To examine the extent of the climate's influence on birth rates, Smith said he and public health professor Ralph Catalano compared Scandinavian birth, death and temperature records from 1878 to 1914. The data was the most complete and accurate set they could find.
While the researchers confirmed women tended to have fewer males during colder years, they also discovered something new.
"Women tended to have less males, but they were longer-lived," Smith said. "This is evidence that women are differentially aborting weaker male fetuses (in times of stress). This is completely new."
In periods of stress, women's bodies would differentially abort fetuses until a female or a healthy male was produced.
Males gestated during colder years survived two weeks longer on average than males gestated in climates warmer by one degree Celsius.

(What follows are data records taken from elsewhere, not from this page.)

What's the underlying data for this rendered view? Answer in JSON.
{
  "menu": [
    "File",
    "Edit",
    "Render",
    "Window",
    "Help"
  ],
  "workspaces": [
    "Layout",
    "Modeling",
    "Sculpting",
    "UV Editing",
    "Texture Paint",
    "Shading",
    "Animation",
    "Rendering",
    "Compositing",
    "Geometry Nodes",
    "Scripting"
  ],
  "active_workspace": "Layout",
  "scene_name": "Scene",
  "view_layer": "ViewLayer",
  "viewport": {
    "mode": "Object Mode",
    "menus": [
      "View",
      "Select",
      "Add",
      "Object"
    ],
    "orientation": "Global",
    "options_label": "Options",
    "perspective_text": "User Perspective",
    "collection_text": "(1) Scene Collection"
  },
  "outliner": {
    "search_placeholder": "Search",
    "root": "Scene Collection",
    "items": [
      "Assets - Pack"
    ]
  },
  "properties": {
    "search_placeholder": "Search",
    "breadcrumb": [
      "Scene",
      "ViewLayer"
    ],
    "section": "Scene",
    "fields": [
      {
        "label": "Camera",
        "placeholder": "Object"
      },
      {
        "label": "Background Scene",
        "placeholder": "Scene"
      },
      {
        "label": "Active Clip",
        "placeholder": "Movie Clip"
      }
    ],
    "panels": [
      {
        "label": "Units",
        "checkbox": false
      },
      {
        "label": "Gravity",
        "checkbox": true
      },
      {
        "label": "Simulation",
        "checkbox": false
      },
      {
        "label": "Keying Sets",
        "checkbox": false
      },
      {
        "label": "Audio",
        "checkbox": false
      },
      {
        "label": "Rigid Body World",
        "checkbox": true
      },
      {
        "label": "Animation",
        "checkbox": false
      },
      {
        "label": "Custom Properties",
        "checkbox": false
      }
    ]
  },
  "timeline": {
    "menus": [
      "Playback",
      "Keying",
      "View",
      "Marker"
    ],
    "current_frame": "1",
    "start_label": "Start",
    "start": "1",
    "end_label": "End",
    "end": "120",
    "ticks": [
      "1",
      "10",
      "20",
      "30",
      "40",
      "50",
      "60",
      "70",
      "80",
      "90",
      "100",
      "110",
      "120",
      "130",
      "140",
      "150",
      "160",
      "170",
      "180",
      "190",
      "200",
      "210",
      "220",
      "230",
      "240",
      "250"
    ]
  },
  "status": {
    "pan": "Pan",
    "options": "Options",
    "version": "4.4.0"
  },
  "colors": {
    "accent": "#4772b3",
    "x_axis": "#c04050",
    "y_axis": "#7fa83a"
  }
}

While two weeks does not seem long when considering the average lifespan of a human being, Smith said the effect was dose-dependent. If the Earth were suddenly thrown into an ice age, for instance, the differences might become more prominent.
But the actual mechanism by which cold temperatures affect fetal development is still a mystery.
Cold temperatures could manifest themselves through less sunlight, poorer food, greater indoor pollution, or even increased alcohol consumption, Smith said.
He also said uncomfortably hot environments could have the same effects on gestation, though a suitable data set for such a climate has not yet been found.
Data from a warmer environment would be more relevant considering the trend of global climate change, he added.
"This (study) shows that humans are closely attuned to the climate, that even subtle changes in the climate affect us," he said.